Comment peut vivre et prospérer une presse qui tente de se réveiller mais qui est étouffée et surtout sans recours à cause d’une justice qui ne fonctionne pas selon les normes institutionnelles ?
Quelle est réellement l’impact des partis politiques ?
Si le Mali fonctionne également et malheureusement comme cela, alors on comprend bien les Maliens ! Mais IBK, lui, les comprend-il ?
Serait-il le seul chef d’Etat en Afrique dans le cas ?
Et le Cameroun, le Tchad, le Gabon, la Guinée, la Côte d’Ivoire, la Guinée équatoriale, le Togo… ?
Les chefs d’Etat en Afrique comprennent-ils les désirs de leurs concitoyens ? Telle est la question qui se pose ? En effet, parfois la démission constitue une porte de sortie qui vous est offerte : on vous propose de sortir de vous-même avant qu’on ne vous jette dehors.
La démission peut correspondre par conséquent à une décision extrêmement honorable.
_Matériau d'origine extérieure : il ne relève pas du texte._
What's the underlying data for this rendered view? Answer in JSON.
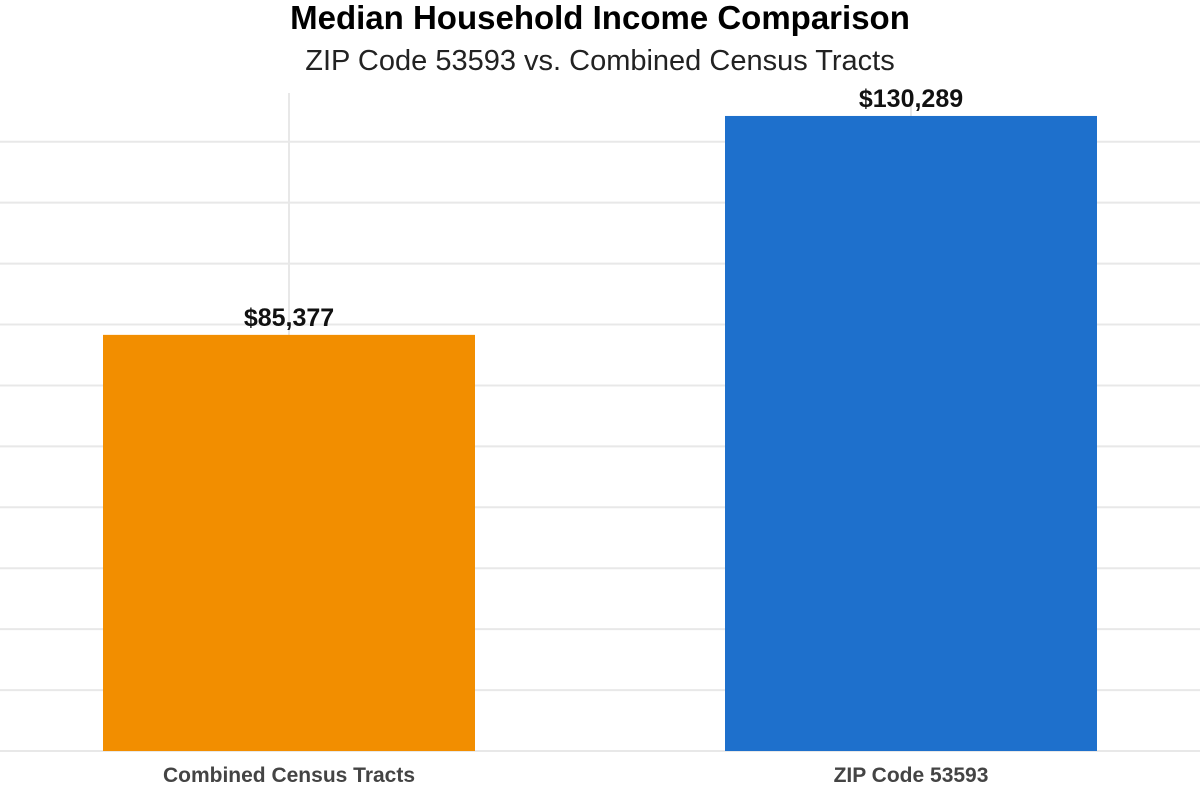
{
  "chart_data": {
    "type": "bar",
    "title": "Median Household Income Comparison",
    "subtitle": "ZIP Code 53593 vs. Combined Census Tracts",
    "categories": [
      "Combined Census Tracts",
      "ZIP Code 53593"
    ],
    "values": [
      85377,
      130289
    ],
    "data_labels": [
      "$85,377",
      "$130,289"
    ],
    "colors": [
      "#F28E00",
      "#1E70CC"
    ],
    "ylim": [
      0,
      135000
    ],
    "grid": true,
    "legend": "none"
  }
}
Tel est le cas de celui ou celle qui ne se retrouve pas dans un système auquel il a participé au début et qui trouve que ce système ne demeure pas fidèle à ses engagements ; il se sent donc obligé de prendre ses distances et donc de démissionner. Ce geste devrait se poser que l’on soit au pouvoir ou dans l’opposition. On ne le vit pas souvent en Afrique et surtout on ne le voit pas. Démissionner n’est pas toujours un signe de lâcheté.
Encore meilleur est le cas de celui qui ne veut pas salir la fonction qu’il représente. On a connu des personnalités de premier plan qui, dans d’autres pays, ont été accusées de telle ou telle malversation. Elles ont décidé de démissionner pour que toute la lumière soit faite avant de
revenir éventuellement la tête haute, réhabilitées. En effet, à quoi cela peut-il servir de continuer en portant l’opprobre et en jetant ainsi le discrédit sur la fonction, sur toute l’institution ? On rêve de telles démissions au Togo dans certains domaines et milieux… Car ce n’est vraiment pas un honneur d’entendre murmurer à propos de soi « Pourquoi ne démissionne-t-il pas ? » jusqu’au jour où un groupe de citoyens commencent à citer vos exactions pour vous jeter dehors.
Démissionner avant cela ne représenterait-il pas un bel exemple de respect pour les institutions et pour le pays tout entier ? Cela ne parlerait-il pas aux citoyens en général et surtout à la jeunesse en leur faisant comprendre que : « Gouverner, c’est prévoir de partir et non de rester coûte que coûte ».